This demo shows how to use Jet for real-time machine learning use-case. It combines real-time model training and prediction into one Jet Pipeline.
Jet reads the traffic data. Each input record contains timestamp, location and respective car count. After ingestion, the records are routed to two separate computations.
First computation uses the car count to train the model. Jet collects data from last two hours and computes the trend using the linear regression algorithm. This trend is updated every 15 minutes and stored into an IMap (distributed map implementation available in Jet). Sliding Windows are used to select two hour blocks from the time series.
Second computation combines current car count with the trend from previous week to predict car count in next two hours. Prediction results are stored in a file in predictions/
directory.
For example, a record 2016-03-23T18:15,57A,23
in the input data set indicates that the car count was 23 at the intersection with ID 57A on 23rd March 2016, 6:45 PM. This information is used to compute the trend. Prediction for the same record says that at 7:00 PM, expected car count is 38. At 7:15 it's 36 etc.

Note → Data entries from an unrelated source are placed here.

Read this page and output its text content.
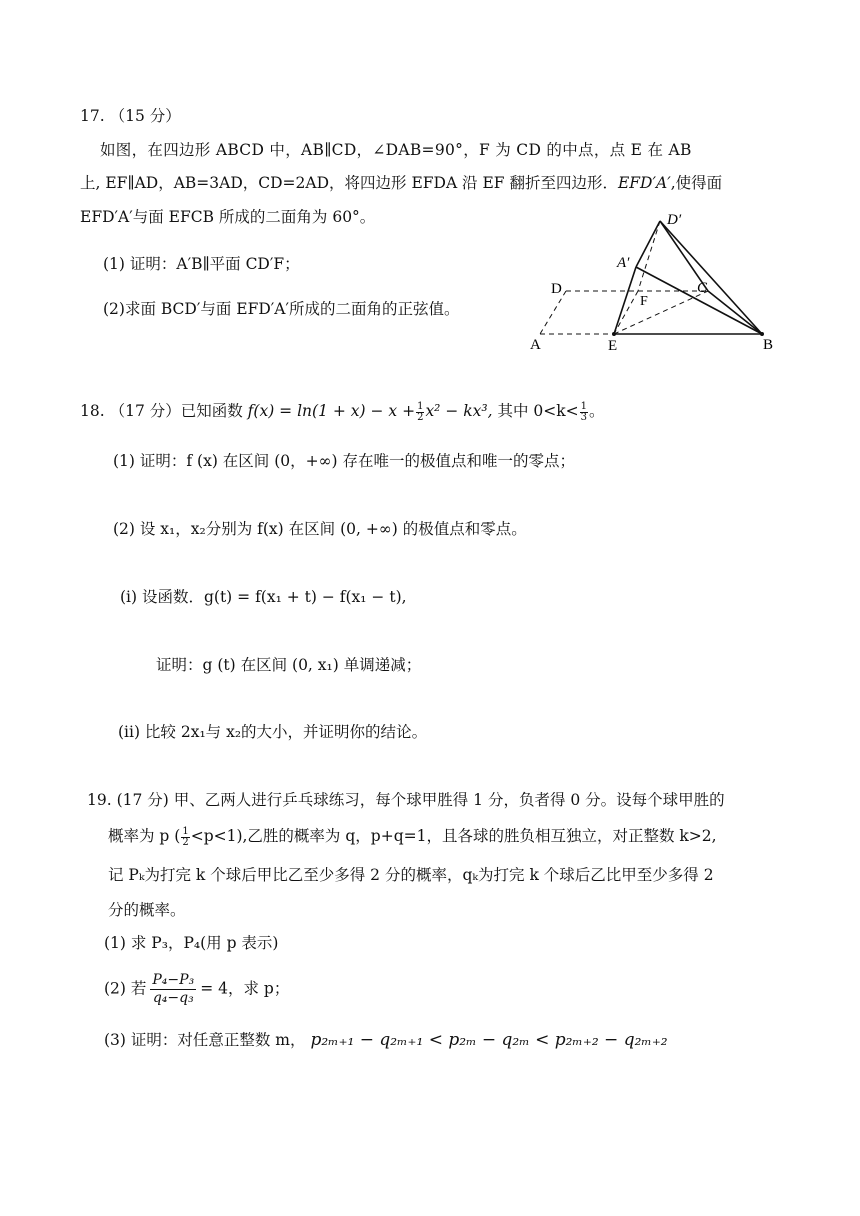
17. （15 分）
如图，在四边形 ABCD 中，AB∥CD，∠DAB=90°，F 为 CD 的中点，点 E 在 AB
上, EF∥AD，AB=3AD，CD=2AD，将四边形 EFDA 沿 EF 翻折至四边形．EFD′A′,使得面
EFD′A′与面 EFCB 所成的二面角为 60°。
(1) 证明：A′B∥平面 CD′F；
(2)求面 BCD′与面 EFD′A′所成的二面角的正弦值。
D′
A′
C
D
F
A	E	B
18. （17 分）已知函数 $f(x) = \ln(1 + x) - x + \frac{1}{2} x^2 - kx^3$, 其中 $0<k< \frac{1}{3}$ 。
(1) 证明：f (x) 在区间 (0，+∞) 存在唯一的极值点和唯一的零点；
(2) 设 x₁，x₂分别为 f(x) 在区间 (0, +∞) 的极值点和零点。
(i) 设函数．g(t) = f(x₁ + t) − f(x₁ − t),
证明：g (t) 在区间 (0, x₁) 单调递减；
(ii) 比较 2x₁与 x₂的大小，并证明你的结论。
19. (17 分) 甲、乙两人进行乒乓球练习，每个球甲胜得 1 分，负者得 0 分。设每个球甲胜的
概率为 p ( $\frac{1}{2} <p<1$),乙胜的概率为 q，p+q=1，且各球的胜负相互独立，对正整数 k>2,
记 Pₖ为打完 k 个球后甲比乙至少多得 2 分的概率，qₖ为打完 k 个球后乙比甲至少多得 2
分的概率。
(1) 求 P₃，P₄(用 p 表示)
(2) 若 $\frac{\text{P₄−P₃}}{\text{q₄−q₃}} = 4$，求 p；
(3) 证明：对任意正整数 m， p₂ₘ₊₁ − q₂ₘ₊₁ < p₂ₘ − q₂ₘ < p₂ₘ₊₂ − q₂ₘ₊₂
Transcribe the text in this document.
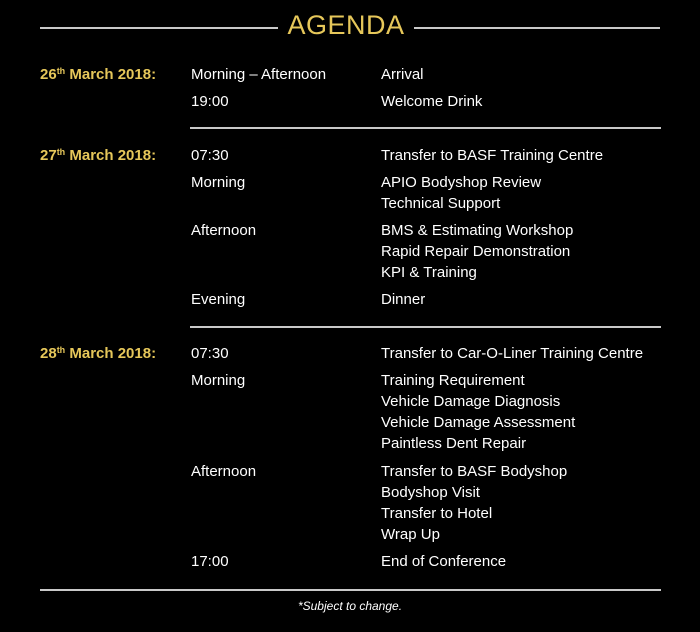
AGENDA
26th March 2018: Morning – Afternoon	Arrival
19:00	Welcome Drink
27th March 2018: 07:30	Transfer to BASF Training Centre
Morning	APIO Bodyshop Review
Technical Support
Afternoon	BMS & Estimating Workshop
Rapid Repair Demonstration
KPI & Training
Evening	Dinner
28th March 2018: 07:30	Transfer to Car-O-Liner Training Centre
Morning	Training Requirement
Vehicle Damage Diagnosis
Vehicle Damage Assessment
Paintless Dent Repair
Afternoon	Transfer to BASF Bodyshop
Bodyshop Visit
Transfer to Hotel
Wrap Up
17:00	End of Conference
*Subject to change.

Prediction{location='57A', time=2016-03-23T18:15 (1458753300000), counts=[38, 36, 34, 32, 30, 28, 26, 24]}
For the sake of simplicity, this demo reads the traffic data from the CSV file. However, one can easily attach this pipeline to a real streaming source, such as Apache Kafka.
Sample data were extracted from catalog.data.gov.
The main class (TrafficPredictor
) with the main method resides in the default package.
To build and package the application, run:
mvn clean package
Then run the application with:
mvn exec:java